Step-by-step guide to run dbt in production with Google Cloud Platform

Ivan Toriya
9 min readJul 8, 2021

--

If you’re here, I suppose you already know what dbt is (if not, check the official docs or video introduction) and ask the same question that I had: “How to run dbt in production (read, setting up a system to run a dbt job on a schedule) for open-source dbt CLI?”. Though, there is a great article from Mete Atamel on Scheduled serverless dbt + BigQuery service, it is quite tech-savvy for some (it was for me at the time), it demands from you to know gcloud CLI, and to understand the Google Cloud Platform ecosystem. Here, I want to extend on that article and democratize dbt implementation further by writing a simple step-by-step guide to run dbt in production with GCP.

Introduction

Before we begin, I suppose you already know:

  1. How to work with dbt locally(if not, check the tutorial).
  2. How to store your dbt project as GitHub repository.
  3. How to create a project in GCP.

Let’s start by drafting the diagram of servives, we’re going to use:

dbt in production inside GCP + alerting (optional)

Overview, how the implementation works:

  • When you commit anything to the master or main branch in GitHub it triggers Cloud Build to create new Docker image with updated source code.
  • On the other hand, Cloud Scheduler runs this image every 24 hours (can be configured) with a script of your dbt commands.
  • Also I use Logging + Monitoring to send alerts in Telegram Chat if my models or tests failed

Create a service account in GCP

First, you need to create a service account in GCP with both roles BigQuery Data Editor andBigQuery User and save the JSON keyfile somewhere save. This service account will be used by dbt to access your BigQuery project.
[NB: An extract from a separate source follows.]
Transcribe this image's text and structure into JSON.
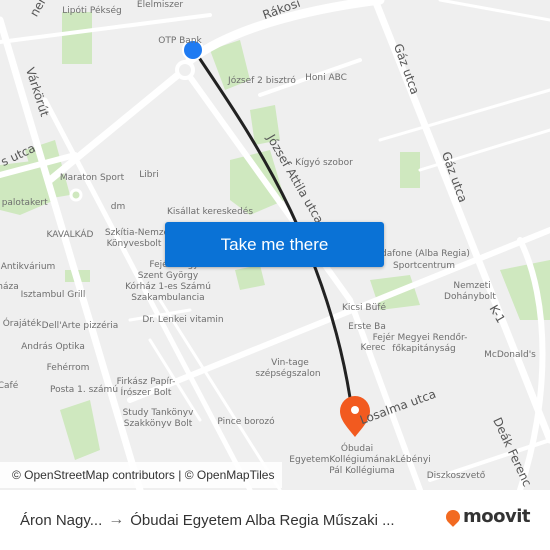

Note: If your are using external tables (i.e. you query the data stored in Google Cloud Storage, Drive or Bigtable), then you also need Storage Admin permission to the resource you’re using.

Navigation Menu in GCP → IAM & Admin → Service Accounts → Create Service Account

Name the account like this, so you know the function of it:

Grant the roles BigQuery Data Editor andBigQuery User

Click “Continue” and then “Done”:

Now, click on the created account and go to “Keys” and create a new key:

Create a private JSON key and save it in a secure place:

Create profiles.yml inside dbt project

- dbt-project-name/
- analysis
- data
- logs
- macros
- models
- snapshots
- tests
- dbt_project.yml
- packages.yml
- README.md
- profiles.yml

When you are using dbt locally, you store profiles.ymloutside your dbt project for security sake — to never commit your credentials into a repository. But, for the GCP setup you should create this file inside your dbt project, because we are going to store credentials securely in Secret Manager.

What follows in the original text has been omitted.